André Jacques : Cette idée de la plasticité neuronale, je la trouve, telle que vous
l’exposez, assez vertigineuse par rapport à ce à quoi on est habitués, et je trouve cela très
fascinant comme perspectives, en même temps. C’est une théorie extrêmement
intéressante, mais sur le plan clinique, vous dites que les psychanalystes sont des
praticiens de la plasticité et qu’ils peuvent facilement faire sienne, récupérer si on veut, ou
assimiler dans leurs systèmes cette idée‑là, mais en fait, à toute fin pratique, les
psychanalystes sont des praticiens de la non plasticité. Très souvent en fait, ils espèrent
retrouver de la plasticité quelque part. Alors ma question est double, comment est‑ce que
les neurosciences expliquent la non‑plasticité, les arrêts de la plasticité ? Et puis aussi,
comment les neuroscientifiques expliquent l’effet replastifiant du langage ?
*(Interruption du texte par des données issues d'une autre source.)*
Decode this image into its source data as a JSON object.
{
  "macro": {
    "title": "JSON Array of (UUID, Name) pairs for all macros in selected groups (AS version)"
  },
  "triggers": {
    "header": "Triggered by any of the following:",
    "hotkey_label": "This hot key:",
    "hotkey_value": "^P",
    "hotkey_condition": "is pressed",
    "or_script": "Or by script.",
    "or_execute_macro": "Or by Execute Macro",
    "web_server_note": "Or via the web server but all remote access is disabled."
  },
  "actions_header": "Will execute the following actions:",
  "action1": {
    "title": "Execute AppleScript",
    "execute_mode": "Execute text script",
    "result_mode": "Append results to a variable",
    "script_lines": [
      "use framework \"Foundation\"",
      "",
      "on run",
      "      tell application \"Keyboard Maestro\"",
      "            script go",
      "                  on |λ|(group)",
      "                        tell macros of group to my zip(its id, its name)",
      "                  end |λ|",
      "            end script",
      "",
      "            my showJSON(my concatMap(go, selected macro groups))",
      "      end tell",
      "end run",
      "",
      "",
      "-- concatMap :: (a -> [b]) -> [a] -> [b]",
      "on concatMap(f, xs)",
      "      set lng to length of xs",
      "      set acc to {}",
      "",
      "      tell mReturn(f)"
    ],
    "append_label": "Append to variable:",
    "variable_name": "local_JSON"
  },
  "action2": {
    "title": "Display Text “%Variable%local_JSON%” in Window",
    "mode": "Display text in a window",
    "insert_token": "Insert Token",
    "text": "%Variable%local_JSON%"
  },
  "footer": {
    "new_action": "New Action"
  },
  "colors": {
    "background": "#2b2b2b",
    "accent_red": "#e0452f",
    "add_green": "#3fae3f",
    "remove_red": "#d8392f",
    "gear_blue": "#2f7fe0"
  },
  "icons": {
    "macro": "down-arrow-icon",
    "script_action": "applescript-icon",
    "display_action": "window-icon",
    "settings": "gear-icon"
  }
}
François Ansermet : Je commencerai par la deuxième partie de votre question. Je l’ai dit
en passant. Cette théorie, non pas de la plasticité, mais ce fait de la plasticité a été
récemment isolé. C’est rare qu’un psychiatre, même s’il est devenu neurobiologiste… Mais
quand Kandel a un prix Nobel, je crois que ça a quand même marqué le monde
scientifique et qu’on est loin – il y a moins de 4 ans – on est loin d’avoir tiré toutes les
conséquences de ce concept qui est encore nouveau et qui est plutôt produit par des
neurobiologies expérimentales, bien que maintenant il y ait toutes sortes de moyens,
d’imageries pour effectivement voir à l’œuvre cette plasticité, ce qui peut‑être amènera à
revoir complètement la définition du lien entre psychique et organique autour des
maladies mentales, c’est‑à‑dire comme je l’ai dit, comme des maladies de la plasticité,
donc, comme vous l’avez dit, un défaut de plasticité. Donc à partir de là, le psychiatre, le
clinicien de la chose psychique, effectivement, c’est quelqu’un qui reçoit des gens qui
viennent lui dire « écoutez, moi, je trouve que ma plasticité est perdue. » Ceux qui
pâtissent du manque de plasticité. Donc fixation. Mais…ok…ça, ça n’existe pas encore…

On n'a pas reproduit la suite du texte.